Several major projects are ongoing. This function plays a very important role in ensuring efficient project management and the streamlining of new processes across the organisation, such that we are successful with this transformation.

To conclude on a more topical note, what were the challenges provided by the Covid-19 pandemic over the past months in relation to the day-to-day running of your operations? Has the Authority taken any specific measures in the face of this outbreak?

Like many other organisations, most of our employees needed to work from home. Enterprise mobility was one of the deliverables of the MFSA’s technology investment plan which the Authority had already started implementing in 2019, therefore when COVID-19 started we were prepared. While we had the technology and the processes in place to implement this, it still did bring about some challenges of course, because the nature of the Authority is to supervise licence holders, that traditionally used to happen face-to-face, on-site at the licence holders’ premises.

Nevertheless, I’m proud to say that our employees rose to the occasion. We changed the way we do things in terms of supervision so that this could continue remotely, and in fact, we’re proud to say that we have not stopped our operations at all throughout this whole pandemic.

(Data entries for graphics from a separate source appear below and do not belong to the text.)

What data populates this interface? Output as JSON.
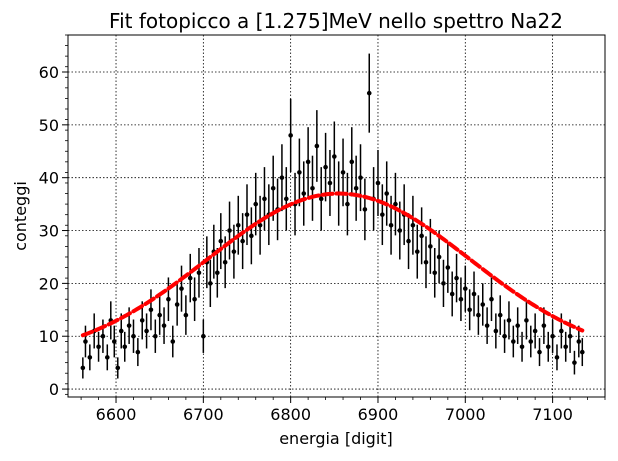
{
  "chart_data": {
    "type": "scatter",
    "title": "Fit fotopicco a [1.275]MeV nello spettro Na22",
    "xlabel": "energia [digit]",
    "ylabel": "conteggi",
    "xlim": [
      6545,
      7160
    ],
    "ylim": [
      -1.5,
      67
    ],
    "xticks": [
      6600,
      6700,
      6800,
      6900,
      7000,
      7100
    ],
    "yticks": [
      0,
      10,
      20,
      30,
      40,
      50,
      60
    ],
    "grid": true,
    "series": [
      {
        "kind": "data-points-with-errorbars",
        "color": "#000000",
        "x_range": [
          6562,
          7134
        ],
        "points": [
          {
            "x": 6562,
            "y": 4
          },
          {
            "x": 6565,
            "y": 9
          },
          {
            "x": 6570,
            "y": 6
          },
          {
            "x": 6575,
            "y": 11
          },
          {
            "x": 6580,
            "y": 8
          },
          {
            "x": 6585,
            "y": 10
          },
          {
            "x": 6590,
            "y": 6
          },
          {
            "x": 6594,
            "y": 13
          },
          {
            "x": 6598,
            "y": 9
          },
          {
            "x": 6602,
            "y": 4
          },
          {
            "x": 6606,
            "y": 11
          },
          {
            "x": 6610,
            "y": 8
          },
          {
            "x": 6615,
            "y": 12
          },
          {
            "x": 6620,
            "y": 10
          },
          {
            "x": 6625,
            "y": 7
          },
          {
            "x": 6630,
            "y": 13
          },
          {
            "x": 6635,
            "y": 11
          },
          {
            "x": 6640,
            "y": 15
          },
          {
            "x": 6645,
            "y": 10
          },
          {
            "x": 6650,
            "y": 14
          },
          {
            "x": 6655,
            "y": 12
          },
          {
            "x": 6660,
            "y": 17
          },
          {
            "x": 6665,
            "y": 9
          },
          {
            "x": 6670,
            "y": 16
          },
          {
            "x": 6675,
            "y": 19
          },
          {
            "x": 6680,
            "y": 14
          },
          {
            "x": 6685,
            "y": 21
          },
          {
            "x": 6690,
            "y": 17
          },
          {
            "x": 6695,
            "y": 22
          },
          {
            "x": 6700,
            "y": 10
          },
          {
            "x": 6704,
            "y": 24
          },
          {
            "x": 6708,
            "y": 20
          },
          {
            "x": 6712,
            "y": 26
          },
          {
            "x": 6716,
            "y": 22
          },
          {
            "x": 6720,
            "y": 28
          },
          {
            "x": 6725,
            "y": 24
          },
          {
            "x": 6730,
            "y": 30
          },
          {
            "x": 6735,
            "y": 26
          },
          {
            "x": 6740,
            "y": 31
          },
          {
            "x": 6745,
            "y": 28
          },
          {
            "x": 6750,
            "y": 33
          },
          {
            "x": 6755,
            "y": 29
          },
          {
            "x": 6760,
            "y": 35
          },
          {
            "x": 6765,
            "y": 31
          },
          {
            "x": 6770,
            "y": 36
          },
          {
            "x": 6775,
            "y": 33
          },
          {
            "x": 6780,
            "y": 38
          },
          {
            "x": 6785,
            "y": 34
          },
          {
            "x": 6790,
            "y": 40
          },
          {
            "x": 6795,
            "y": 36
          },
          {
            "x": 6800,
            "y": 48
          },
          {
            "x": 6805,
            "y": 35
          },
          {
            "x": 6810,
            "y": 41
          },
          {
            "x": 6815,
            "y": 37
          },
          {
            "x": 6820,
            "y": 43
          },
          {
            "x": 6825,
            "y": 38
          },
          {
            "x": 6830,
            "y": 46
          },
          {
            "x": 6835,
            "y": 36
          },
          {
            "x": 6840,
            "y": 42
          },
          {
            "x": 6845,
            "y": 39
          },
          {
            "x": 6850,
            "y": 44
          },
          {
            "x": 6855,
            "y": 37
          },
          {
            "x": 6860,
            "y": 41
          },
          {
            "x": 6865,
            "y": 35
          },
          {
            "x": 6870,
            "y": 43
          },
          {
            "x": 6875,
            "y": 38
          },
          {
            "x": 6880,
            "y": 40
          },
          {
            "x": 6885,
            "y": 34
          },
          {
            "x": 6890,
            "y": 56
          },
          {
            "x": 6895,
            "y": 36
          },
          {
            "x": 6900,
            "y": 39
          },
          {
            "x": 6905,
            "y": 33
          },
          {
            "x": 6910,
            "y": 37
          },
          {
            "x": 6915,
            "y": 31
          },
          {
            "x": 6920,
            "y": 35
          },
          {
            "x": 6925,
            "y": 30
          },
          {
            "x": 6930,
            "y": 33
          },
          {
            "x": 6935,
            "y": 28
          },
          {
            "x": 6940,
            "y": 31
          },
          {
            "x": 6945,
            "y": 26
          },
          {
            "x": 6950,
            "y": 29
          },
          {
            "x": 6955,
            "y": 24
          },
          {
            "x": 6960,
            "y": 27
          },
          {
            "x": 6965,
            "y": 22
          },
          {
            "x": 6970,
            "y": 25
          },
          {
            "x": 6975,
            "y": 20
          },
          {
            "x": 6980,
            "y": 23
          },
          {
            "x": 6985,
            "y": 18
          },
          {
            "x": 6990,
            "y": 21
          },
          {
            "x": 6995,
            "y": 17
          },
          {
            "x": 7000,
            "y": 19
          },
          {
            "x": 7005,
            "y": 15
          },
          {
            "x": 7010,
            "y": 18
          },
          {
            "x": 7015,
            "y": 14
          },
          {
            "x": 7020,
            "y": 16
          },
          {
            "x": 7025,
            "y": 12
          },
          {
            "x": 7030,
            "y": 17
          },
          {
            "x": 7035,
            "y": 11
          },
          {
            "x": 7040,
            "y": 14
          },
          {
            "x": 7045,
            "y": 10
          },
          {
            "x": 7050,
            "y": 13
          },
          {
            "x": 7055,
            "y": 9
          },
          {
            "x": 7060,
            "y": 12
          },
          {
            "x": 7065,
            "y": 8
          },
          {
            "x": 7070,
            "y": 13
          },
          {
            "x": 7075,
            "y": 9
          },
          {
            "x": 7080,
            "y": 11
          },
          {
            "x": 7085,
            "y": 7
          },
          {
            "x": 7090,
            "y": 12
          },
          {
            "x": 7095,
            "y": 8
          },
          {
            "x": 7100,
            "y": 10
          },
          {
            "x": 7105,
            "y": 6
          },
          {
            "x": 7110,
            "y": 11
          },
          {
            "x": 7115,
            "y": 8
          },
          {
            "x": 7120,
            "y": 10
          },
          {
            "x": 7125,
            "y": 5
          },
          {
            "x": 7130,
            "y": 9
          },
          {
            "x": 7134,
            "y": 7
          }
        ]
      },
      {
        "kind": "gaussian-fit-curve",
        "color": "#ff0000",
        "x_range": [
          6562,
          7134
        ],
        "peak": 37,
        "center": 6855,
        "sigma": 150,
        "offset": 5.5,
        "samples": [
          {
            "x": 6562,
            "y": 7.5
          },
          {
            "x": 6600,
            "y": 9.5
          },
          {
            "x": 6650,
            "y": 13.5
          },
          {
            "x": 6700,
            "y": 20
          },
          {
            "x": 6750,
            "y": 27.5
          },
          {
            "x": 6800,
            "y": 34
          },
          {
            "x": 6855,
            "y": 37
          },
          {
            "x": 6900,
            "y": 35.5
          },
          {
            "x": 6950,
            "y": 29.5
          },
          {
            "x": 7000,
            "y": 21.5
          },
          {
            "x": 7050,
            "y": 14
          },
          {
            "x": 7100,
            "y": 10.5
          },
          {
            "x": 7134,
            "y": 9
          }
        ]
      }
    ]
  }
}
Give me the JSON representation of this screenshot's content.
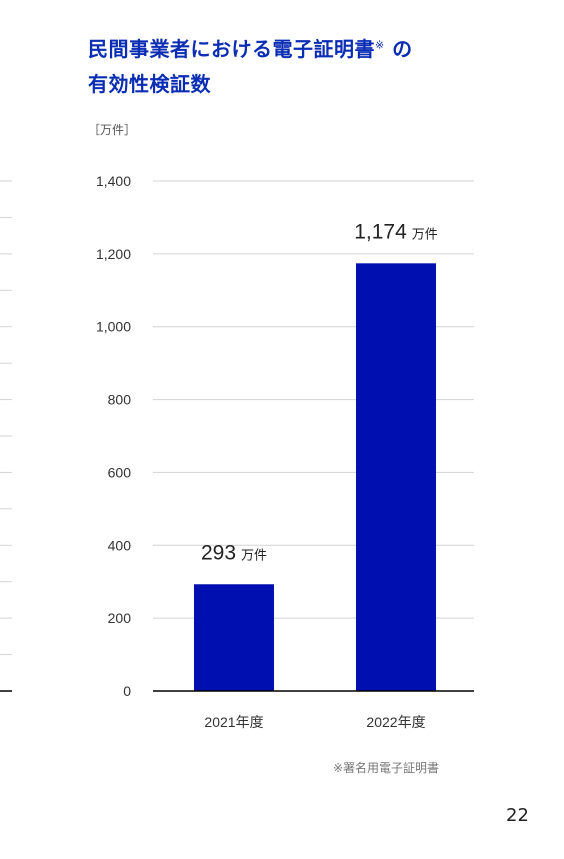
{
  "title": {
    "line1": "民間事業者における電子証明書",
    "note_mark": "※",
    "line1_suffix": " の",
    "line2": "有効性検証数"
  },
  "unit_label": "［万件］",
  "footnote": "※署名用電子証明書",
  "page_number": "22",
  "colors": {
    "bar": "#0010b0",
    "title": "#0a2db4",
    "grid": "#d3d3d3",
    "axis": "#000000"
  },
  "chart_data": {
    "type": "bar",
    "categories": [
      "2021年度",
      "2022年度"
    ],
    "values": [
      293,
      1174
    ],
    "data_labels": [
      {
        "value": "293",
        "unit": "万件"
      },
      {
        "value": "1,174",
        "unit": "万件"
      }
    ],
    "yticks": [
      0,
      200,
      400,
      600,
      800,
      1000,
      1200,
      1400
    ],
    "ytick_labels": [
      "0",
      "200",
      "400",
      "600",
      "800",
      "1,000",
      "1,200",
      "1,400"
    ],
    "ylim": [
      0,
      1400
    ],
    "grid": true,
    "ylabel": "［万件］"
  }
}
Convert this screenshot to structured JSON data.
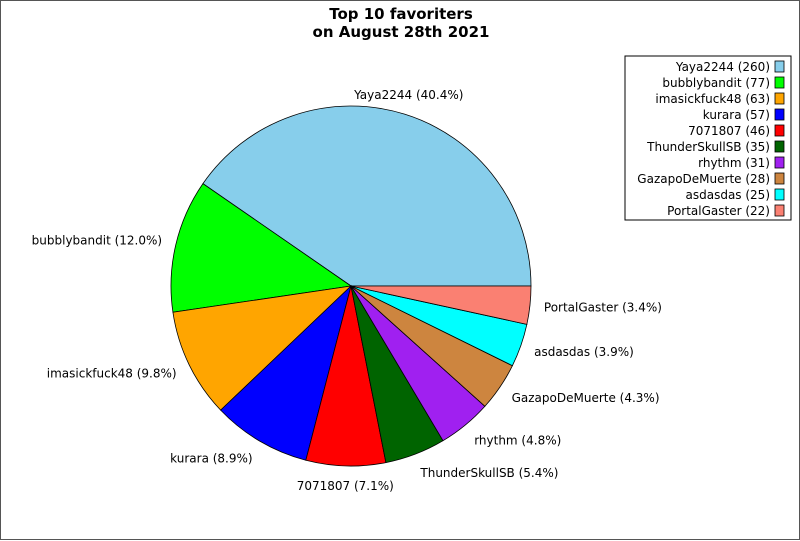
{
  "chart_data": {
    "type": "pie",
    "title": "Top 10 favoriters",
    "subtitle": "on August 28th 2021",
    "slices": [
      {
        "name": "Yaya2244",
        "value": 260,
        "percent": 40.4,
        "color": "#87ceeb",
        "label": "Yaya2244 (40.4%)",
        "legend": "Yaya2244 (260)"
      },
      {
        "name": "bubblybandit",
        "value": 77,
        "percent": 12.0,
        "color": "#00ff00",
        "label": "bubblybandit (12.0%)",
        "legend": "bubblybandit (77)"
      },
      {
        "name": "imasickfuck48",
        "value": 63,
        "percent": 9.8,
        "color": "#ffa500",
        "label": "imasickfuck48 (9.8%)",
        "legend": "imasickfuck48 (63)"
      },
      {
        "name": "kurara",
        "value": 57,
        "percent": 8.9,
        "color": "#0000ff",
        "label": "kurara (8.9%)",
        "legend": "kurara (57)"
      },
      {
        "name": "7071807",
        "value": 46,
        "percent": 7.1,
        "color": "#ff0000",
        "label": "7071807 (7.1%)",
        "legend": "7071807 (46)"
      },
      {
        "name": "ThunderSkullSB",
        "value": 35,
        "percent": 5.4,
        "color": "#006400",
        "label": "ThunderSkullSB (5.4%)",
        "legend": "ThunderSkullSB (35)"
      },
      {
        "name": "rhythm",
        "value": 31,
        "percent": 4.8,
        "color": "#a020f0",
        "label": "rhythm (4.8%)",
        "legend": "rhythm (31)"
      },
      {
        "name": "GazapoDeMuerte",
        "value": 28,
        "percent": 4.3,
        "color": "#cd853f",
        "label": "GazapoDeMuerte (4.3%)",
        "legend": "GazapoDeMuerte (28)"
      },
      {
        "name": "asdasdas",
        "value": 25,
        "percent": 3.9,
        "color": "#00ffff",
        "label": "asdasdas (3.9%)",
        "legend": "asdasdas (25)"
      },
      {
        "name": "PortalGaster",
        "value": 22,
        "percent": 3.4,
        "color": "#fa8072",
        "label": "PortalGaster (3.4%)",
        "legend": "PortalGaster (22)"
      }
    ],
    "legend_position": "top-right",
    "start_angle_deg": 0,
    "direction": "counterclockwise"
  }
}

Resilience and adaptability are critical success factors for overcoming unforeseen challenges. The handling of the pandemic vis-à-vis our operation was no exception. COVID-19 gave us the impetus to test work practices, such as significantly extended remote working and remote supervisory work with our licence holders, through modern online collaboration tools we would have possibly not explored to such an extent in the short term. It was not only a successful litmus test for the Authority in terms of implementing alternative work arrangements that improve our employees’ work-life balance moving forward, but it also proved the mettle of our workforce as employees embraced new business processes in record time to continue serving the industry.